In my third year of the Data Science degree, four classmates and I ran a comparative study of autoencoder-based approaches for time-series forecasting. The setting was retail: clothing stock and logistics signals from Inditex (Zara group).

The question we cared about was practical: can representation learning (autoencoders) give us a forecasting edge, or do strong tabular/time-series baselines still dominate?

Data

We worked with 5+ million rows across 91 stores over 2 years, with two targets:

  1. Ordinary clothes to ship to each store
  2. New clothes to ship to each store

Because the dataset is large, we ran experiments on a subset of stores to keep training cycles reasonable.

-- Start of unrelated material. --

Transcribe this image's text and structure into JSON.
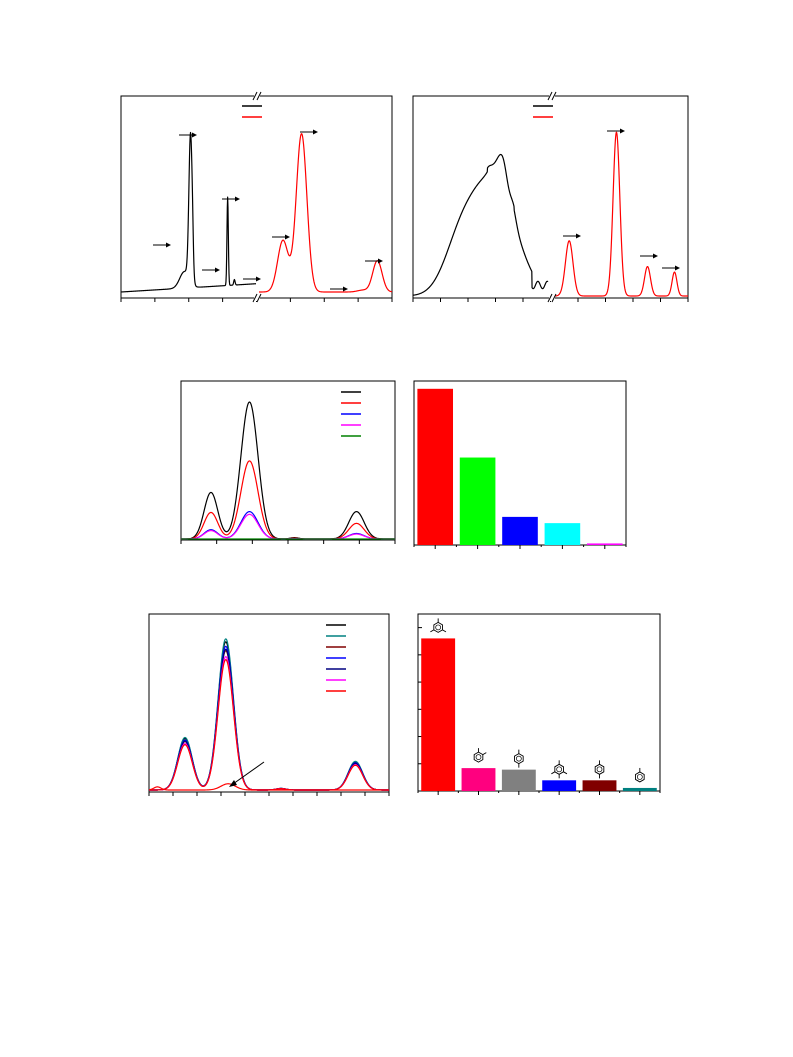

One important constraint: many features came with limited business context, so we treated them as numerical signals and focused on robust modeling and evaluation rather than domain-specific feature interpretation.

Models evaluated

We tested two families of approaches.

Autoencoder variants

  • Hybrid autoencoders
  • Variational autoencoders (VAE)
  • Autoencoder embeddings + LightGBM

Baselines

  • LightGBM
  • SKForecast
  • LSTM

Experimental setup

We implemented a sliding-window strategy to respect temporal ordering (train on the past, validate on the future). This was essential to avoid optimistic results from leakage.

Findings

The headline outcome was clear: the strongest baseline was also the overall best performer.

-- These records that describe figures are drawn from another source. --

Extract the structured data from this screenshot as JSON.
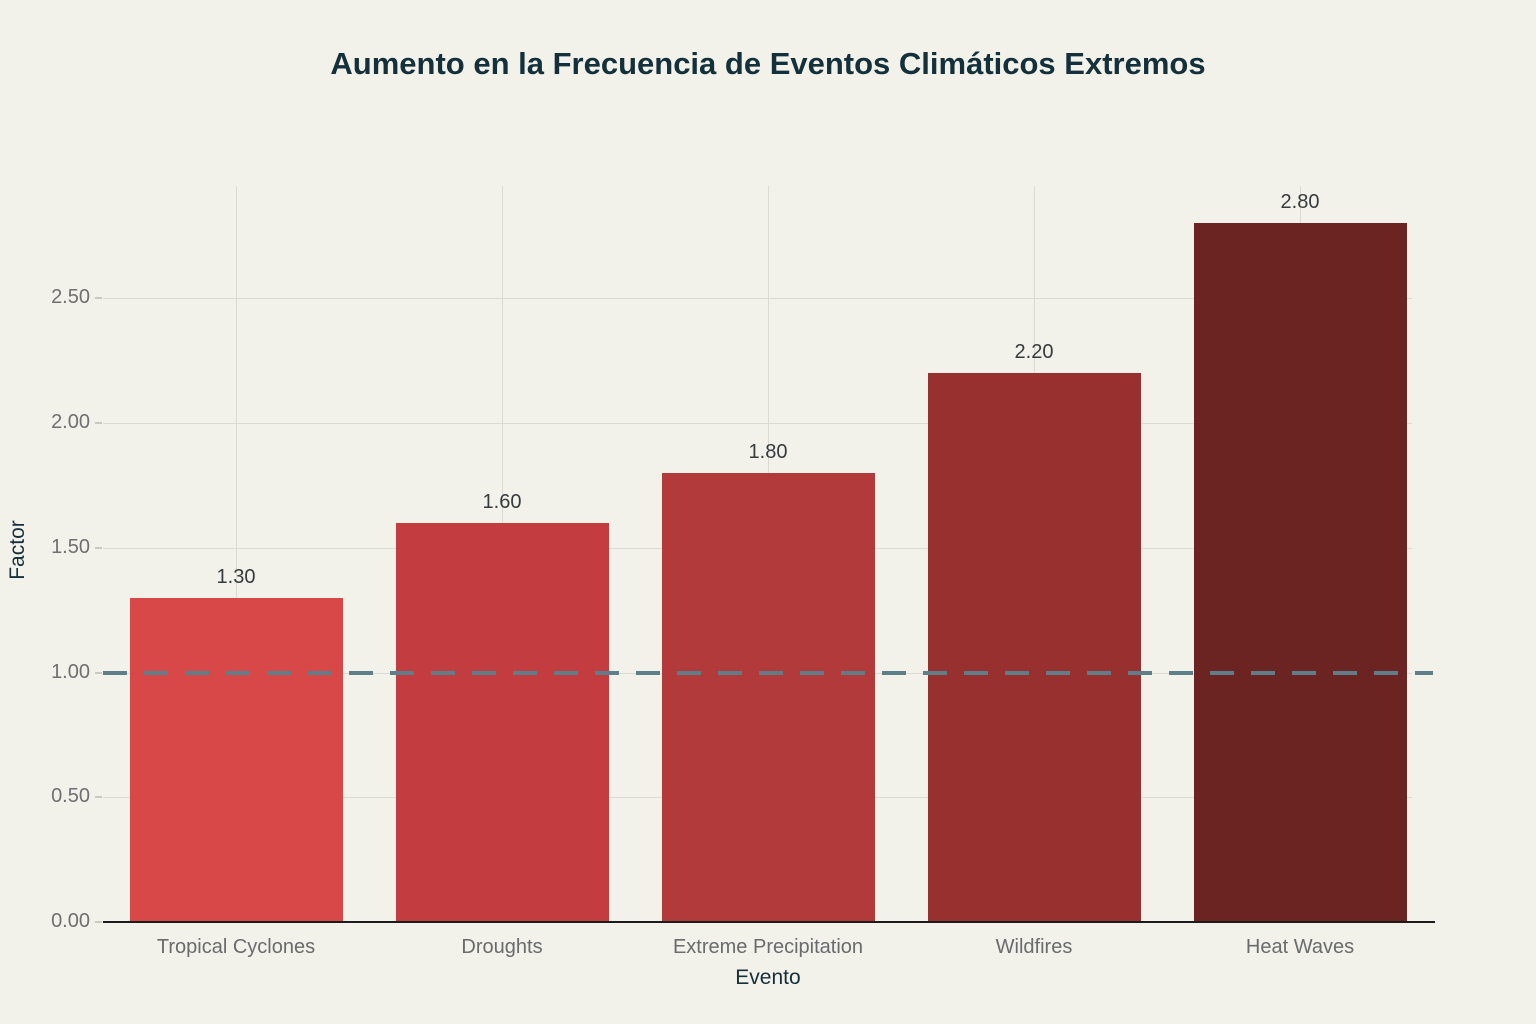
{
  "chart_data": {
    "type": "bar",
    "title": "Aumento en la Frecuencia de Eventos Climáticos Extremos",
    "xlabel": "Evento",
    "ylabel": "Factor",
    "categories": [
      "Tropical Cyclones",
      "Droughts",
      "Extreme Precipitation",
      "Wildfires",
      "Heat Waves"
    ],
    "values": [
      1.3,
      1.6,
      1.8,
      2.2,
      2.8
    ],
    "value_labels": [
      "1.30",
      "1.60",
      "1.80",
      "2.20",
      "2.80"
    ],
    "bar_colors": [
      "#D94848",
      "#C33D40",
      "#B23A3B",
      "#983030",
      "#6B2421"
    ],
    "yticks": [
      0.0,
      0.5,
      1.0,
      1.5,
      2.0,
      2.5
    ],
    "ytick_labels": [
      "0.00",
      "0.50",
      "1.00",
      "1.50",
      "2.00",
      "2.50"
    ],
    "ylim": [
      0,
      2.95
    ],
    "grid": true,
    "legend": "none",
    "reference_line": {
      "y": 1.0,
      "style": "dashed",
      "color": "#5E7F8A"
    },
    "colors": {
      "background": "#F2F1EA",
      "title": "#13303B",
      "axis_titles": "#15303A",
      "tick_labels": "#6E7072",
      "category_labels": "#696B6D",
      "value_labels": "#363B3E",
      "gridline": "#DBDBD4",
      "axis_line": "#1C1C1C",
      "reference_line": "#5E7F8A"
    }
  }
}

Model typeRelative performanceNotes
LightGBMBestStrong accuracy with efficient training
LSTMGoodSecond best overall
AE + LightGBMDecentBetter than pure AE variants
Hybrid autoencoderOkayOften regressed toward the mean
VAEMediocreStruggled to capture patterns reliably

In many runs, the autoencoder-only approaches produced forecasts close to the target mean. That behavior is a common failure mode when the latent representation does not capture enough predictive structure (or when the training objective emphasizes reconstruction more than forecast utility).

Takeaways

  • For this dataset, a well-tuned LightGBM baseline was very hard to beat.
  • Autoencoders were interesting as feature extractors, but end-to-end AE forecasting needs more careful objective design to avoid mean-prediction collapse.
  • Compute budget matters: iteration speed strongly influenced how quickly we could improve models and debug failure modes.